Fitz insistió, conteniendo la rabia.

– Los franceses tienen la sensación de que los alemanes y ellos están igualados en fuerzas, y que incluso nuestra pequeña guarnición podría desequilibrar la balanza.

Hervey rió con desdén.

– Estoy seguro de que eso es lo que creen. – Hablaba como si los franceses no tuvieran derecho a exigir ayuda de sus aliados.

Fitz sintió que empezaba a perder la paciencia.

– ¡Podemos perder París por culpa de nuestra timidez!

– ¡No se atreva a usar esa palabra, comandante!

– Nos enviaron aquí para salvar Francia. Esta puede ser la batalla decisiva. – Fitz no pudo evitar levantar la voz -. Si perdemos París y, con la capital, Francia ¿cómo explicaremos, ya en casa, que pasamos el tiempo descansando?

En lugar de contestar, Hervey miró a Fitz por encima del hombro. Fitz se volvió y vio una pesada y lenta figura ataviada con el uniforme francés: una guerrera negra desabrochada por la amplia cintura, unos bombachos rojos demasiado ajustados, unas polainas estrechas, y una gorra roja y dorada de general muy calada hacia delante. Unos ojos incoloros miraron a Fitz y a Hervey enmarcados por unas cejas de vellos blancos y negros. Fitz reconoció al general Joffre.

Cuando el general hubo pasado con sus andares cansinos, seguido por su séquito, Hervey preguntó:

– ¿Es usted responsable de esto?

Fitz era demasiado orgulloso para mentir.

– Es posible – respondió.

– Pues todavía no se ha dicho la última palabra – sentenció Hervey, que se volvió y salió corriendo a la zaga de Joffre.
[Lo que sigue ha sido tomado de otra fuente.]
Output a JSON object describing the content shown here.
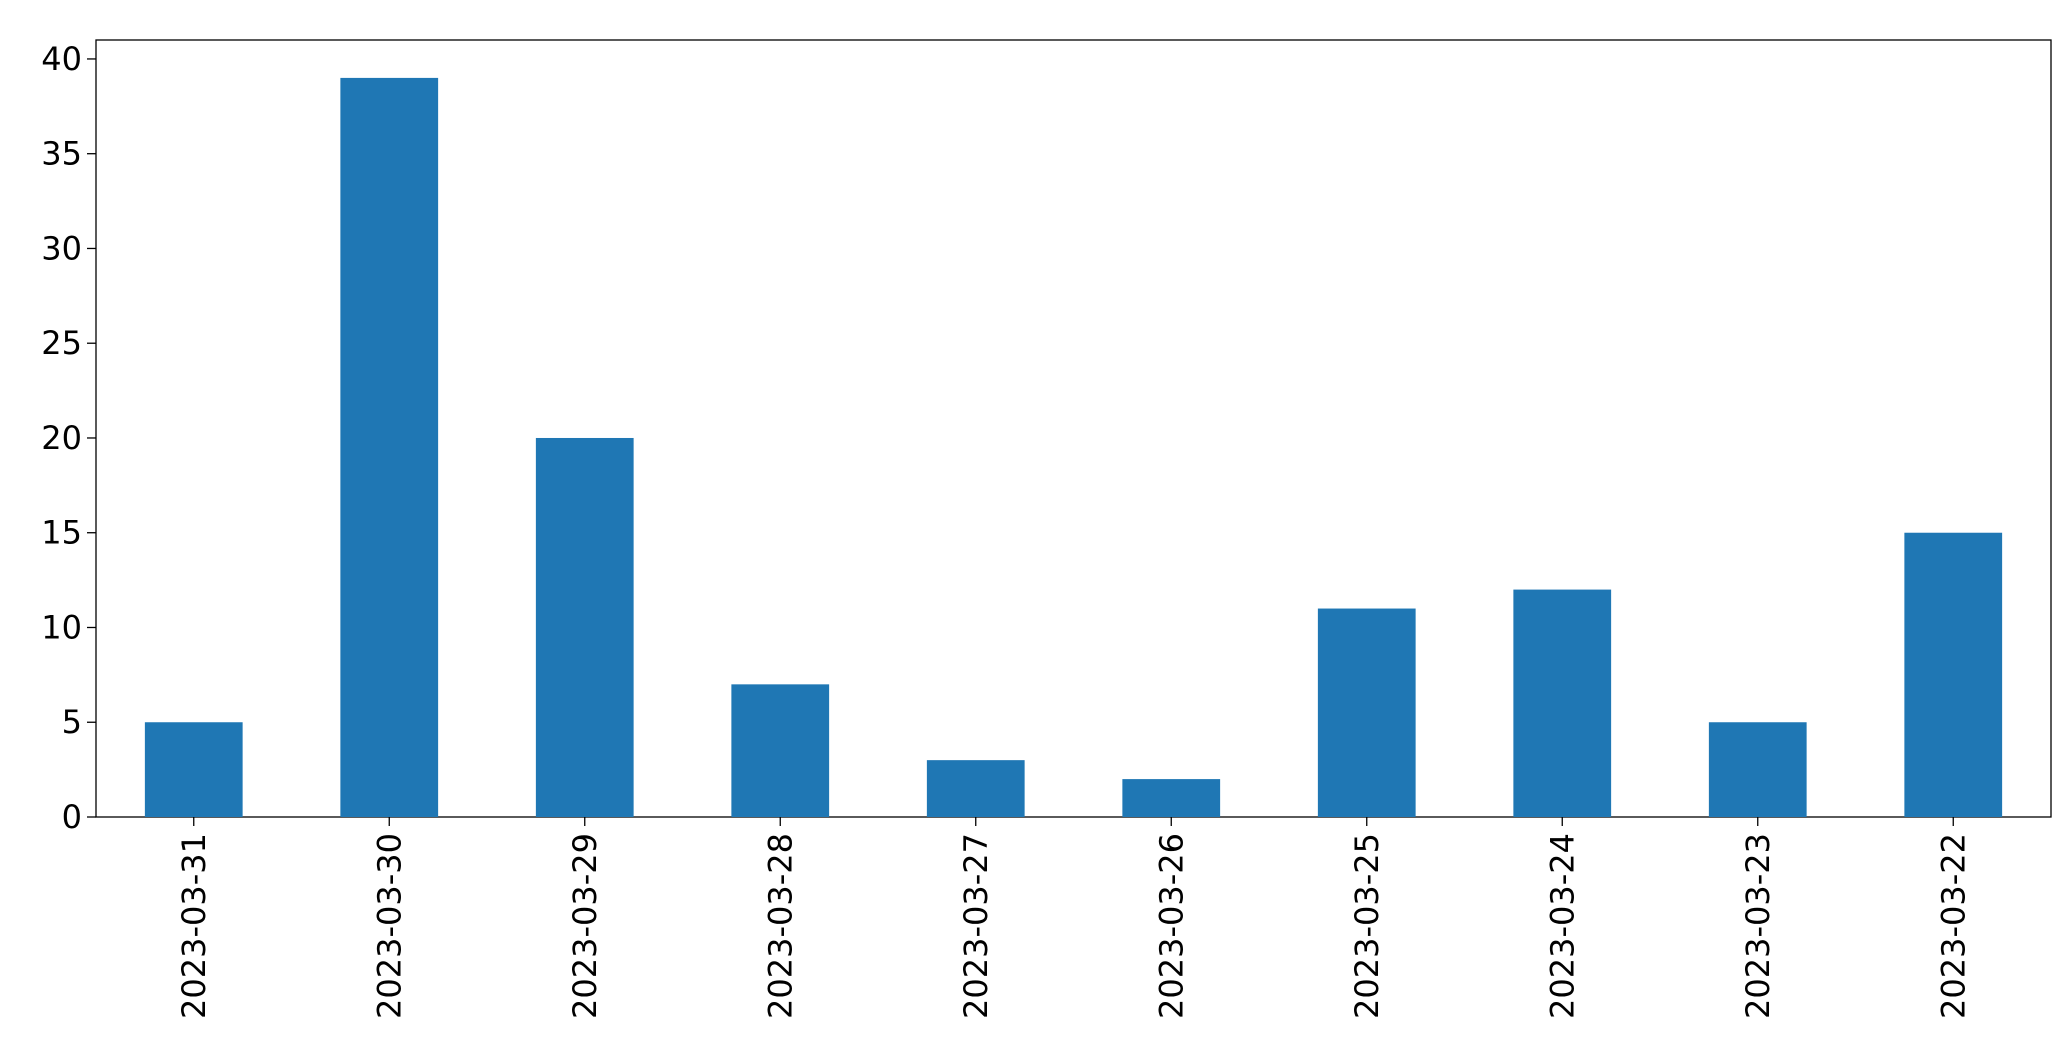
{
  "chart_data": {
    "type": "bar",
    "categories": [
      "2023-03-31",
      "2023-03-30",
      "2023-03-29",
      "2023-03-28",
      "2023-03-27",
      "2023-03-26",
      "2023-03-25",
      "2023-03-24",
      "2023-03-23",
      "2023-03-22"
    ],
    "values": [
      5,
      39,
      20,
      7,
      3,
      2,
      11,
      12,
      5,
      15
    ],
    "color": "#1f77b4",
    "ylim": [
      0,
      41
    ],
    "yticks": [
      0,
      5,
      10,
      15,
      20,
      25,
      30,
      35,
      40
    ],
    "grid": false
  }
}
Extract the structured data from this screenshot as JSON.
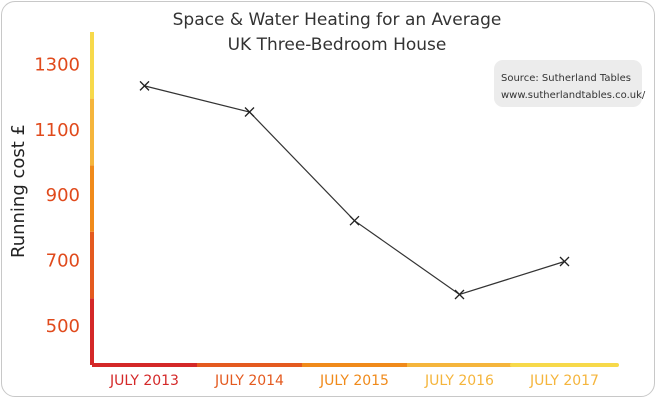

Sir John recibió a Joffre en una pequeña sala con la única presencia de un par de oficiales, y Fitz no se encontraba entre ellos. Él esperaba en el comedor de oficiales, preguntándose qué estaría diciendo Joffre y pensando en si podría convencer a sir John de que pusiera fin a la vergonzosa retirada británica y se uniera al ataque.

Obtuvo la respuesta dos horas después a través del teniente Murray.

– Dicen que Joffre lo ha intentado todo – le informó Murray -. Que ha suplicado, ha llorado y hasta ha insinuado que el honor de los ingleses corría peligro de quedar manchado para siempre. Y les ha convencido. Mañana viraremos hacia el norte.